Second point, suppose such a dual-mode happens.  Fast forward 2 years, and I 
find someone to bribe to help me revive the comprehensions proposal (which has 
no type considerations, necessarily).  Does that go into PHP++ or PHP-oldschool 
or both?

Essentially, every syntax-affected RFC would have an extra fight over which PHP 
flavors get it.  That doesn't seem like a polite thing to do to future 
generations of core contributors, including future-us.

The only way to short circuit that would be to declare that PHP-oldschool never 
gets syntax changes at all, only PHP++ does.  Which would be a very strong 
signal that, yeah, PHP-oldschool is a dead language and anyone who isn't 
WordPress should just switch to PHP++ and be done with it.  But since your FAQ 
specifically mentions async as something that would be included in both modes I 
assume you're not proposing that PHP-oldschool be frozen in time syntactically, 
which means this debate would resurface for every RFC.  That's a net loss for 
all involved.

Finally, Zeev, you mention the "PHP philosophy" of being a dynamic language.  
While that may well be your philosophy, and you have every right to have it, 
that has not been the "PHP philosophy" for years, as seen by all of the type 
"stuff" that's been successfully added to the language and gone into widespread 
use.  PHP doesn't have a coherent philosophy.  It is proudly directionless, 
steered by whoever happens to be writing code this week.  A few years back, 
Anthony Ferrara proposed developing an actual PHP mission statement to help 
resolve such debates over direction and was resoundingly rejected.  Rightly or 
wrongly, to speak of "PHP philosophy" as a thing one can actually reference is 
simply not possible.

To end on a positive note, while I agree that there is often a tension on such 
questions I think PHP has been remarkable in how well it's navigated it.  I 
don't know any other language that has managed to evolve as much as PHP has 
from 5.3 onward with so little relative BC breakage.  The new-features/breakage 
ratio for modern-era PHP is, I think, bloody amazing.

And when there has been good-reason breakage, we've rolled with it.  PHP 7.0's 
change to variable evaluation order was, on paper, a massive parser change... 
and yet the community rolled with it and upgraded and no one died.  It was a BC 
break, but a good one, and managed well, and it all worked out.

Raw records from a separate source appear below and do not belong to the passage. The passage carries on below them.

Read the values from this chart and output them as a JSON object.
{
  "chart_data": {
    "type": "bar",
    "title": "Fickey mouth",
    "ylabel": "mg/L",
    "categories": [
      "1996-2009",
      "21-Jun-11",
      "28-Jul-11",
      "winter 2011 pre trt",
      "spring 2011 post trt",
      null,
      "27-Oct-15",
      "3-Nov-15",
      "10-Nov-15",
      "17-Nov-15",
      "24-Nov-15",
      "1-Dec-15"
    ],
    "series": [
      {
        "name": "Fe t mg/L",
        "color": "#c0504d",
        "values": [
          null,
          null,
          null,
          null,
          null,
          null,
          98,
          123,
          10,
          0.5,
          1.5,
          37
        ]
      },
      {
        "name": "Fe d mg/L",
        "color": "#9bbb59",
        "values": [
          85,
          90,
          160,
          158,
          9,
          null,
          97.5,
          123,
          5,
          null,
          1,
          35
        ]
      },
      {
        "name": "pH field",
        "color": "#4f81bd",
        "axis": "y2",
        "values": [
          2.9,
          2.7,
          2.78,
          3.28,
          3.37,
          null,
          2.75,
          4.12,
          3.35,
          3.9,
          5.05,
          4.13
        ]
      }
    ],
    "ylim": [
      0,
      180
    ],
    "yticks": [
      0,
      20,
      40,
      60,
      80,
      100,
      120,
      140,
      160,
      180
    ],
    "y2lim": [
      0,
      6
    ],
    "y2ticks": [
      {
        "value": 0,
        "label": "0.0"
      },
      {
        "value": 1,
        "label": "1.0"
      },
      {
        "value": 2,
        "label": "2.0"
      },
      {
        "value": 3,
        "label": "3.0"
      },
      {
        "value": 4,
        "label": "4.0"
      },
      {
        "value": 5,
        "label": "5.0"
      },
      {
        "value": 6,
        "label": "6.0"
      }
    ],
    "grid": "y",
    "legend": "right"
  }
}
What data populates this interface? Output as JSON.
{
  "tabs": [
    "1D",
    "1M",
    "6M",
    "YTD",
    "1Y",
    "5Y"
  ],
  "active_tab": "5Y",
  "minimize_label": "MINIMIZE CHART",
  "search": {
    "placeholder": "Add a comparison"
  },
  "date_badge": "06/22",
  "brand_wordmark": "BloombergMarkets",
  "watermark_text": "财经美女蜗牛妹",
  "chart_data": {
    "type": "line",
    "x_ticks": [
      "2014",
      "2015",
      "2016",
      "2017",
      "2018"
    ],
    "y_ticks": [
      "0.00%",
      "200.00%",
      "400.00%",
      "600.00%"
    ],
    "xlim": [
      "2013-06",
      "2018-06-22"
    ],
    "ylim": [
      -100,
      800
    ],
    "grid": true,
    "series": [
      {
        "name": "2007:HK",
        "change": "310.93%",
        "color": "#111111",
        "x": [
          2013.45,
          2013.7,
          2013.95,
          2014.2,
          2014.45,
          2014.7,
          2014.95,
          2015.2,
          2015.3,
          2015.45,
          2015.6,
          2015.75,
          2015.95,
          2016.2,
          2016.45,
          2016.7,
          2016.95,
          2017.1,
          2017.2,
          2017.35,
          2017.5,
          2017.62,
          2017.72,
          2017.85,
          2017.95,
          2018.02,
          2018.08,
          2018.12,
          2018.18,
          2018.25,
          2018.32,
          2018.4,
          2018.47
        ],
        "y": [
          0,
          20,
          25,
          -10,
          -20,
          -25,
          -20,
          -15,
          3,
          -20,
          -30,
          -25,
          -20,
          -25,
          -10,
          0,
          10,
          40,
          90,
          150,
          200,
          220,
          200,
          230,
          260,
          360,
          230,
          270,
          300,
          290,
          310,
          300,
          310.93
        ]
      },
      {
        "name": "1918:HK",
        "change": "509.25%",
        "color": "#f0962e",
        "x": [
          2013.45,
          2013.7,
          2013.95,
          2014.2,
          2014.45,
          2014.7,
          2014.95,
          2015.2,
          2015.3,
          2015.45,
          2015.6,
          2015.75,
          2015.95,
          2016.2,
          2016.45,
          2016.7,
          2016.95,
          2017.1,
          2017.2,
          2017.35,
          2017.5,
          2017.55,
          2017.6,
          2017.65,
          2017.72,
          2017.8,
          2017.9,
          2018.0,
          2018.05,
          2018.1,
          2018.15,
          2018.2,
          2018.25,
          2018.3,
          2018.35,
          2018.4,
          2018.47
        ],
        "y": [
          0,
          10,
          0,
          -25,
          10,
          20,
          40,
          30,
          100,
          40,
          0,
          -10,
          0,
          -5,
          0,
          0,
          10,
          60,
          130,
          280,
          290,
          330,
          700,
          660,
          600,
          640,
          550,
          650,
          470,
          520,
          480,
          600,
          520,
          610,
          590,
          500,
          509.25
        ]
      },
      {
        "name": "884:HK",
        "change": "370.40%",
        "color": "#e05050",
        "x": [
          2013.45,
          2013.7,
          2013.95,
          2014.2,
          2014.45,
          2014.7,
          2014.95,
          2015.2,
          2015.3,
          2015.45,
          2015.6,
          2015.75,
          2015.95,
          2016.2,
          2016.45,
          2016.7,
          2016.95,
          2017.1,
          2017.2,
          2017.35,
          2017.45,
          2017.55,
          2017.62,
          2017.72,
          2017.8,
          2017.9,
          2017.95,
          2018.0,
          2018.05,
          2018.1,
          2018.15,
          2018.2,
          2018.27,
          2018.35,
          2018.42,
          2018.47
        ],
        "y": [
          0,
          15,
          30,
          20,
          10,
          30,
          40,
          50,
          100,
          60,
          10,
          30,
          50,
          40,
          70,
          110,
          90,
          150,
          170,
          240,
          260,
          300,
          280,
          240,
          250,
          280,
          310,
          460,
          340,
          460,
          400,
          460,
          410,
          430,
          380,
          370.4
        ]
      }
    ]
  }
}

On the typing front, the course PHP has been going down in practice is to have 
an increasingly robust type system, all of which is opt-in.  Frankly I think 
that's *super cool*, and a great way of balancing the prototyping benefits of 
dynamic languages (which are most seen at small scale codebases) and the 
robustness/safety of more refined type system (which are most seen in larger 
code bases) within a single ecosystem.  If a given codebase tends toward one or 
the other, it does so for a reason.  Most tend toward typed these days, for a 
reason, but also have places where they don't where it doesn't make sense to.

That's a balancing act, yes.  It's not always an easy balancing act.  But 
frankly, I'd rather celebrate how well we've been able to pull it off over the 
years than lament how hard it is or introduce even more complexity and 
inconsistency in an attempt to not have to bother.